Être artisan d'art à l'ère du numérique : comment concilier le temps de l'atelier et le rythme des réseaux sociaux

Être artisan d'art à l'ère du numérique : comment concilier le temps de l'atelier et le rythme des réseaux sociaux

L’atelier ou l’outil numérique

Alors que mon métier d'orfèvre n'a pas changé en plus d'une décennie d'exercice, et que les outils qui servent à produire et façonner mes créations sont les mêmes que ceux utilisés par mon père et ceux qui l'ont formé, la représentation et la présentation de mon travail au public a pour sa part radicalement changé à une vitesse phénoménale !
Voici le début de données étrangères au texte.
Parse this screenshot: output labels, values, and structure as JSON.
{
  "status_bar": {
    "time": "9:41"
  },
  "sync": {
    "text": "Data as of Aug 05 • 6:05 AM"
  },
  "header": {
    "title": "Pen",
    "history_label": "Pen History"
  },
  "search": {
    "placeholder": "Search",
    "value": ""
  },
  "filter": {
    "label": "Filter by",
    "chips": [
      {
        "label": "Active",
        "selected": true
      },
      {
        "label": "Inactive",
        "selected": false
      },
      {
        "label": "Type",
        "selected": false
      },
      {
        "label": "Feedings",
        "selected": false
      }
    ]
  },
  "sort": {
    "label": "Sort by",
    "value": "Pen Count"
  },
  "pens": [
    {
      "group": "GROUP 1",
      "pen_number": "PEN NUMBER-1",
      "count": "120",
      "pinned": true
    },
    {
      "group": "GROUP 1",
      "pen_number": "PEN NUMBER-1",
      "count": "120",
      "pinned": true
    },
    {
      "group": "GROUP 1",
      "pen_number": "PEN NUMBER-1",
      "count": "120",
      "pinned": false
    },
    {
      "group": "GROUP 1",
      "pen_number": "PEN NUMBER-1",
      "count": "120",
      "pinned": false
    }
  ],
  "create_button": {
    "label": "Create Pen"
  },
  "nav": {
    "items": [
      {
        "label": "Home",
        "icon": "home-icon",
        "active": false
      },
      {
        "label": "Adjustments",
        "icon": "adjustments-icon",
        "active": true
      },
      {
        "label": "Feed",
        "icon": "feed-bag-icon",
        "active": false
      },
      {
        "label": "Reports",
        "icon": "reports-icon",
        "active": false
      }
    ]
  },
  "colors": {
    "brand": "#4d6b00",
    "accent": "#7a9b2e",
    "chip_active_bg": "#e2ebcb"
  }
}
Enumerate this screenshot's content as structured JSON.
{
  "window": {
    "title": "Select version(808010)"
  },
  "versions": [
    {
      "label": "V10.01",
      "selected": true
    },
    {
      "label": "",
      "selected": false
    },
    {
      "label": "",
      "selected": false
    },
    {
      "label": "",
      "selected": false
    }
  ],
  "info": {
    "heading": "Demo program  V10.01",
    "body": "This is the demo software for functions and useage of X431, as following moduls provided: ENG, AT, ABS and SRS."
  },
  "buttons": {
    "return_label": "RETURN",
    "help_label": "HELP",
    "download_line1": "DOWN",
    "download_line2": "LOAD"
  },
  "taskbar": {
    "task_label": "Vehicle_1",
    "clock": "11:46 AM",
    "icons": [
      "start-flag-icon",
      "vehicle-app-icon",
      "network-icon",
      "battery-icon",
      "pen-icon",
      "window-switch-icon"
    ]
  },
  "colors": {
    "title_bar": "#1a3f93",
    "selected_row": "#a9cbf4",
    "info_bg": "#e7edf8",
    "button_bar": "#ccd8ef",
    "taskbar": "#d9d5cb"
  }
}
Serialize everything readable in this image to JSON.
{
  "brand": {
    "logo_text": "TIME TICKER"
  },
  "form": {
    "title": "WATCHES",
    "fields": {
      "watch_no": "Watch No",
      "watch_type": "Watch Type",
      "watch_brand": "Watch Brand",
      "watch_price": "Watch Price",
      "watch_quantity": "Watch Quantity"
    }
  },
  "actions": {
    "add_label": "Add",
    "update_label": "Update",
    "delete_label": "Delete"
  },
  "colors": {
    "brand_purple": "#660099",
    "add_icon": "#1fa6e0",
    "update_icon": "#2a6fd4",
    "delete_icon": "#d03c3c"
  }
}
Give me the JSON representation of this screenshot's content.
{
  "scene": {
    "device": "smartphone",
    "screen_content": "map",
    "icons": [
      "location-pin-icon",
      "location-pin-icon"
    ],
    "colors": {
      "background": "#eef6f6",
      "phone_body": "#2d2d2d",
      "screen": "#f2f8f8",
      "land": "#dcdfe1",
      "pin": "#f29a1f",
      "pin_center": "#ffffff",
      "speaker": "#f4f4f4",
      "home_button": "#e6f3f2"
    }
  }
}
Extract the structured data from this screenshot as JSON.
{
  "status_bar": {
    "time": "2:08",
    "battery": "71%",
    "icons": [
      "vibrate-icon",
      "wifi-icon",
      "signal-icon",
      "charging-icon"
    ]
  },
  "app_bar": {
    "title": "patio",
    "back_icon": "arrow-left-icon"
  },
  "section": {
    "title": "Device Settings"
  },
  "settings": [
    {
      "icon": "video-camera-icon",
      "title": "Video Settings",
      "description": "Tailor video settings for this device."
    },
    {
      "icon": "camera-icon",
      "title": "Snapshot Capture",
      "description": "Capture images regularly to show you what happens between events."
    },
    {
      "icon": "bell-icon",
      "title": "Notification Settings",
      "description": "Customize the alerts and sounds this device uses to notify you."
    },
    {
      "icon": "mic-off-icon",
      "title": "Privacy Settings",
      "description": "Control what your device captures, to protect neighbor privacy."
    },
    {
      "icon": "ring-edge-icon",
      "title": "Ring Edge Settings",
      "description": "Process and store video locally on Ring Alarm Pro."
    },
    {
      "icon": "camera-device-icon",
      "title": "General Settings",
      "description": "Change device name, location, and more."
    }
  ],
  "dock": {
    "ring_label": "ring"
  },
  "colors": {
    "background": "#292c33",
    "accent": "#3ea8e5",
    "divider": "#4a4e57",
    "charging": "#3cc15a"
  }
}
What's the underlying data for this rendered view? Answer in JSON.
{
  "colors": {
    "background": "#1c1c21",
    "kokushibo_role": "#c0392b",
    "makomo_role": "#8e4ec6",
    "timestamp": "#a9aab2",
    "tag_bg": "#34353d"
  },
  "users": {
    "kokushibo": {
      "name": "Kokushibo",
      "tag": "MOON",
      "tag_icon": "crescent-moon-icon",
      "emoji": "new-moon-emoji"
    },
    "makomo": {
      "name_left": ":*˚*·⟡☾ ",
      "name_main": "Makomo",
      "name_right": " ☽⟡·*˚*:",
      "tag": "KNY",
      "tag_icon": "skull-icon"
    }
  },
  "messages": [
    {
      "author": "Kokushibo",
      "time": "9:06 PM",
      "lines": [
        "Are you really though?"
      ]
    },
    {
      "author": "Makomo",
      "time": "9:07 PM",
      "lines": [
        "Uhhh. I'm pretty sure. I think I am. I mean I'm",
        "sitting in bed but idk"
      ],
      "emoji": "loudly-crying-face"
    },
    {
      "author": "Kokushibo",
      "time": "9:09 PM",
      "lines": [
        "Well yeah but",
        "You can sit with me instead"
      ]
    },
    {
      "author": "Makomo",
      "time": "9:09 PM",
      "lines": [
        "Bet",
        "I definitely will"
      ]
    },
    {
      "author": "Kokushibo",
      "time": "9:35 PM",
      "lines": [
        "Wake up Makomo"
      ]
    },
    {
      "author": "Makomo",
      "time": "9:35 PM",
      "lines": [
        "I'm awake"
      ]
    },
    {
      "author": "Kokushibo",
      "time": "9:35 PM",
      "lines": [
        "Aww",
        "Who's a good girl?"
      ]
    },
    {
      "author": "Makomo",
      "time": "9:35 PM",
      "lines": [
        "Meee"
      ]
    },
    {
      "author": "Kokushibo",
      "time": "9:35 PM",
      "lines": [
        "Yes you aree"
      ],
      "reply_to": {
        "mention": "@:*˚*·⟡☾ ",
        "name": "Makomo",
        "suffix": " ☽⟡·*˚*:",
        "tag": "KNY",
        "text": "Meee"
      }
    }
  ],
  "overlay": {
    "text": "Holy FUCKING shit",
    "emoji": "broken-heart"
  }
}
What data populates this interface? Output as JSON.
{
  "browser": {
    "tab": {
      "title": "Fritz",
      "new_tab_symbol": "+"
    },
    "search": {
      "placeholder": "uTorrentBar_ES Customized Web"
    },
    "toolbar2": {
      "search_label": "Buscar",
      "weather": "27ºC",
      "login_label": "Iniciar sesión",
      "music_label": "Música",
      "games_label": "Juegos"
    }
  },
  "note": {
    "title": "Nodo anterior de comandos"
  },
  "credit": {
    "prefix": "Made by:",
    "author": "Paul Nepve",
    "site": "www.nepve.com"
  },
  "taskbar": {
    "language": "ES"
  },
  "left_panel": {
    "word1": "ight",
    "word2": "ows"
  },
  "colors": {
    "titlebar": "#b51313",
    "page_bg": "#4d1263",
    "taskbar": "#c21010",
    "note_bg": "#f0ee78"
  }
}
En 2008, aucun réseau social ne présentait mon travail. Ce dont j'avais besoin était de temps pour parler, montrer et échanger avec celles et ceux qui passaient le seuil de mon atelier. S'engageait alors une discussion sur l'esthétique, sur le confort, souvent aussi sur l'émotion engendrée par le bijou.

Je pouvais alors prendre note de la réception de mes créations sur le public, et remettre ainsi en question mon travail et mes certitudes. Orienter mes recherches de manière consciente ou pas, en fonction de l'environnement qui influait nécessairement sur ma logique et mon regard.

Aujourd'hui, grâce au monde digital, je reste en contact avec un nombre de personnes sans commune mesure, j'échange des idées et des projets à la vitesse de la lumière, mais je suis aussi tenu d'exister numériquement, et ce à un rythme et à une régularité que le travail artisanal qui est mon socle peut difficilement supporter !

Comment passer des heures à limer, étirer, tourner et polir, mais aussi à dessiner, fondre, pincer et scier si l'on doit, à la manière d'un communicant certifié, confirmer ou maintenir sa présence sur des réseaux qui avalent sans limite le contenu mais aussi le temps qu'on leur offre ?

Si le monde digital apporte des opportunités et une liberté auxquelles il me serait impossible de renoncer, ce même monde accable de contraintes et de turpitudes que l'on n'aime pas voir roder dans un atelier.

Comme en orfèvrerie, le monde numérique n'est-il pas en permanence sur le fil : à la recherche constante d'un équilibre entre force et finesse, entre connexion et solitude, entre légèreté et puissance, négociant toujours un chemin entre désir et contraintes.

Si créer et produire sont un choix et un plaisir, vendre une nécessité, se vendre est malheureusement une obligation que le monde digital nous impose.